Tampilkan postingan dengan label Pengelolaan Sampah. Tampilkan semua postingan
Tampilkan postingan dengan label Pengelolaan Sampah. Tampilkan semua postingan

Kamis, 11 Juli 2024

Implementasi Circle Conversation di Desa Krebet Senggrong

“Tidak ada kekuatan untuk melakukan perubahan yang lebih besar daripada komunitas yang menemukan apa yang mereka pedulikan.” – Margaret J.Wheatley


Sepuluh orang warga – 6 perempuan dan 4 laki-laki – dari 3 dusun yang ada di Desa Krebet Senggrong, mengikuti circle conversation yang diadakan di gedung PKK yang berada di Jalan Dusun Krpayak Jaya No. 1 Desa Krebet Senggrong, Kecamatan Bululawang, Kabupaten Malang, pada Kamis (11/07).

Circle conversation adalah proses terstruktur yang memungkinkan peserta berbagi cerita dan pengalaman melalui komunikasi tatap muka dengan cara duduk melingkar.
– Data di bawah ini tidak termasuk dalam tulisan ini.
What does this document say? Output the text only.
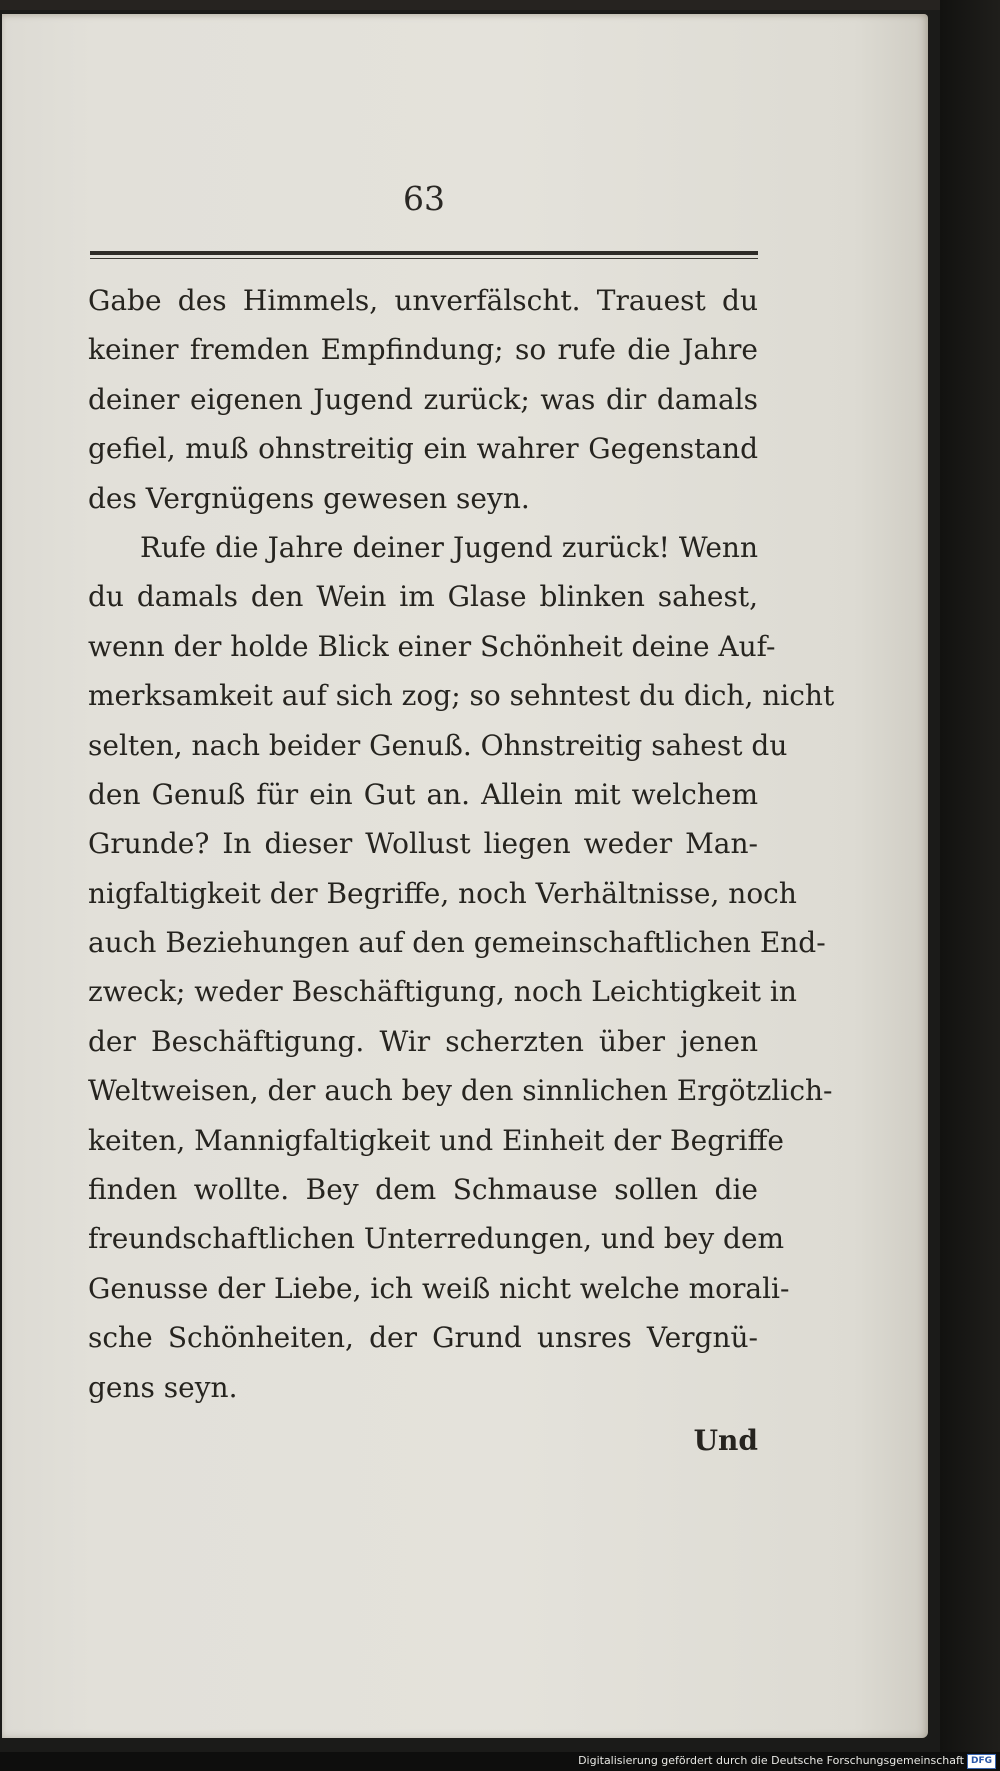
63
Gabe des Himmels, unverfälscht. Trauest du
keiner fremden Empfindung; so rufe die Jahre
deiner eigenen Jugend zurück; was dir damals
gefiel, muß ohnstreitig ein wahrer Gegenstand
des Vergnügens gewesen seyn.
Rufe die Jahre deiner Jugend zurück! Wenn
du damals den Wein im Glase blinken sahest,
wenn der holde Blick einer Schönheit deine Auf-
merksamkeit auf sich zog; so sehntest du dich, nicht
selten, nach beider Genuß. Ohnstreitig sahest du
den Genuß für ein Gut an. Allein mit welchem
Grunde? In dieser Wollust liegen weder Man-
nigfaltigkeit der Begriffe, noch Verhältnisse, noch
auch Beziehungen auf den gemeinschaftlichen End-
zweck; weder Beschäftigung, noch Leichtigkeit in
der Beschäftigung. Wir scherzten über jenen
Weltweisen, der auch bey den sinnlichen Ergötzlich-
keiten, Mannigfaltigkeit und Einheit der Begriffe
finden wollte. Bey dem Schmause sollen die
freundschaftlichen Unterredungen, und bey dem
Genusse der Liebe, ich weiß nicht welche morali-
sche Schönheiten, der Grund unsres Vergnü-
gens seyn.
Und
Digitalisierung gefördert durch die Deutsche Forschungsgemeinschaft DFG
Circle conversation dianggap sebagai alat untuk memfasilitasi pembicaraan, mendengarkan, dan mendukung kesetaraan suara sehingga semua suara dapat didengar, dihargai, dan dihormati.

Circle conversation yang dilokalkan dengan sebutan rembug warga itu yang digelar oleh Tim CEI (Community engagement and involvement) merupakan bagian dari penelitian NIHR Global Health Research Centre for Non-Communicable Diseases and Enviromental Change (NIHR-GHRC NCDs & EC).

Kades Krebet Senggrong berpose dengan peserta circle conversation

Penyelenggaraan ini dibantu oleh para kader peserta photovoice (Lydia Mas'udah, Nadzirotun Khasanah, Yeni, Mariana, Nur Rohma, Sanik) sebagai organizing committee (OC) dalam implementasi rembug warga atau circle conversation. Mereka berbagi peran sendiri, ada yang menjadi master of ceremony (MC), notulis, dan lain-lain.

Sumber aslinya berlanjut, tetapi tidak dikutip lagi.